I'm not sure about the KH and GH, but your water ph is pretty high. Also, what are your tank parameters? Nitrate? Nitrite? Ammonia? How big is your tank?
 
7 KH makes a good pH buffer, i have less than 2 KH from my tap and add calcium carbonate to raise it.
 
It means you have hard/alkaline water. If your goal is to soften and acidify your water, then filtering with peat should do the trick. Otherwise, just leave it alone. I'd avoid products like pH Down, btw.
 
Basically your water is fairly high in dissolved solids. Not a bad thing for most aquarium fish as pretty much all captive bred fish will adapt to your water.

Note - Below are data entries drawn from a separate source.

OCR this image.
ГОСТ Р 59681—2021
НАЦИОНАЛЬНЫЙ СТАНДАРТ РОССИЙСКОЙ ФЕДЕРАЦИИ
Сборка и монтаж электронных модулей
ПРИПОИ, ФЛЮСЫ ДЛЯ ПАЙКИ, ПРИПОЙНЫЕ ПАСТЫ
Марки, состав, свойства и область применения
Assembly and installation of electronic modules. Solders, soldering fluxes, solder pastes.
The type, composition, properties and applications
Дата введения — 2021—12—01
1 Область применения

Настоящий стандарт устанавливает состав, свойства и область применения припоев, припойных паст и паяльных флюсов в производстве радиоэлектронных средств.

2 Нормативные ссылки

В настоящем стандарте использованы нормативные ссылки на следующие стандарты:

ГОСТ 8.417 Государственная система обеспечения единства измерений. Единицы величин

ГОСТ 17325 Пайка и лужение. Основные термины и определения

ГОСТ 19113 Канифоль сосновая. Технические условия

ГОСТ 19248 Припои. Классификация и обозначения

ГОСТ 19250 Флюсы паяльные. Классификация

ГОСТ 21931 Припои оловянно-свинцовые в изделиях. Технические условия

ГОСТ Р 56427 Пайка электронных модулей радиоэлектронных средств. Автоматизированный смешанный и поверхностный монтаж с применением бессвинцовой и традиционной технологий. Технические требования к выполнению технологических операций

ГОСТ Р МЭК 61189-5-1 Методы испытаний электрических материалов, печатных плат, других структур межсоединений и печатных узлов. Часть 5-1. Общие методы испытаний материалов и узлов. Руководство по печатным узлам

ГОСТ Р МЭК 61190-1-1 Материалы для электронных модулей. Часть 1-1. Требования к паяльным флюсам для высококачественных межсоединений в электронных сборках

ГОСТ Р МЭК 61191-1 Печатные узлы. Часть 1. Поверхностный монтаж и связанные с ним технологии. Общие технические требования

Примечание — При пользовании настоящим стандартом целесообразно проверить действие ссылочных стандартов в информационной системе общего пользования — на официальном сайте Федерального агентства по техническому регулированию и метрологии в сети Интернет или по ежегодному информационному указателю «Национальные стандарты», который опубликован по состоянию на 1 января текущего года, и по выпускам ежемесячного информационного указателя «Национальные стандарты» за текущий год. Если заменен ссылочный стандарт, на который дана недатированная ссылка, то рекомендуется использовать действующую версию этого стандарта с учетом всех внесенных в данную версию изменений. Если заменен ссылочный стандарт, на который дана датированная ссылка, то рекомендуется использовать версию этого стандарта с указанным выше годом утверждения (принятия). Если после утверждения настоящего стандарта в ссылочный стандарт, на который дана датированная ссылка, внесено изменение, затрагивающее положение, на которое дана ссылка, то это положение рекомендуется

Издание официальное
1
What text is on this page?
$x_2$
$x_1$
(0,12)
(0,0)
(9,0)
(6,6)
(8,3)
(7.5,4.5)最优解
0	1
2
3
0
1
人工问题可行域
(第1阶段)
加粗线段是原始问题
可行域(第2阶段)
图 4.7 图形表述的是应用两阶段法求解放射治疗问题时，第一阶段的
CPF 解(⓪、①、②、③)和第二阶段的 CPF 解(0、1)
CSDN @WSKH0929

Killis are not the hardiest fish. I would chalk the deaths up to poor stock over your water chemistry. If your other fish are doing fine I wouldn't worry...
 
Basically your water is fairly high in dissolved solids. Not a bad thing for most aquarium fish as pretty much all captive bred fish will adapt to your water.

Killis are not the hardiest fish. I would chalk the deaths up to poor stock over your water chemistry. If your other fish are doing fine I wouldn't worry...


Thanks, I figured it was the Killis but wasn't sure.
 
Your parameters sound pretty darned good to me. My hard water here in SoCal makes yours look like the Amazon.
Driftwood or peat filtration may lower the PH a little. Other than that I would say leave it be.
 
GH 6 is not only not hard, it is bordering on outright soft.

KH of 7 means your pH should be pretty stable over time.

pH of 8 is on the alkaline side, but given the GH, your fish should do OK.

Phosphate is basically meaningless without knowing the nitrate. In a planted tank, especially higher light ones, the goal is to try to maintain a ratio between these two. often folks who run co2 for their plants have to dose nitrates to keep the two in balance. In lower light planted tanks phosphates can result in algae.

I am not a snail person, but I do believe they may need added calcium for shell formation. Somebody who keeps escargot would have to chime in here.
 
Yeah it's planted. I listed all of my other test results in the first post. I can't for the world of my raise the nitrates though. I have tried dosing using the recommended seachem dose. But can't get them up. I filter with a Magnum 350 and Seachem Purigen.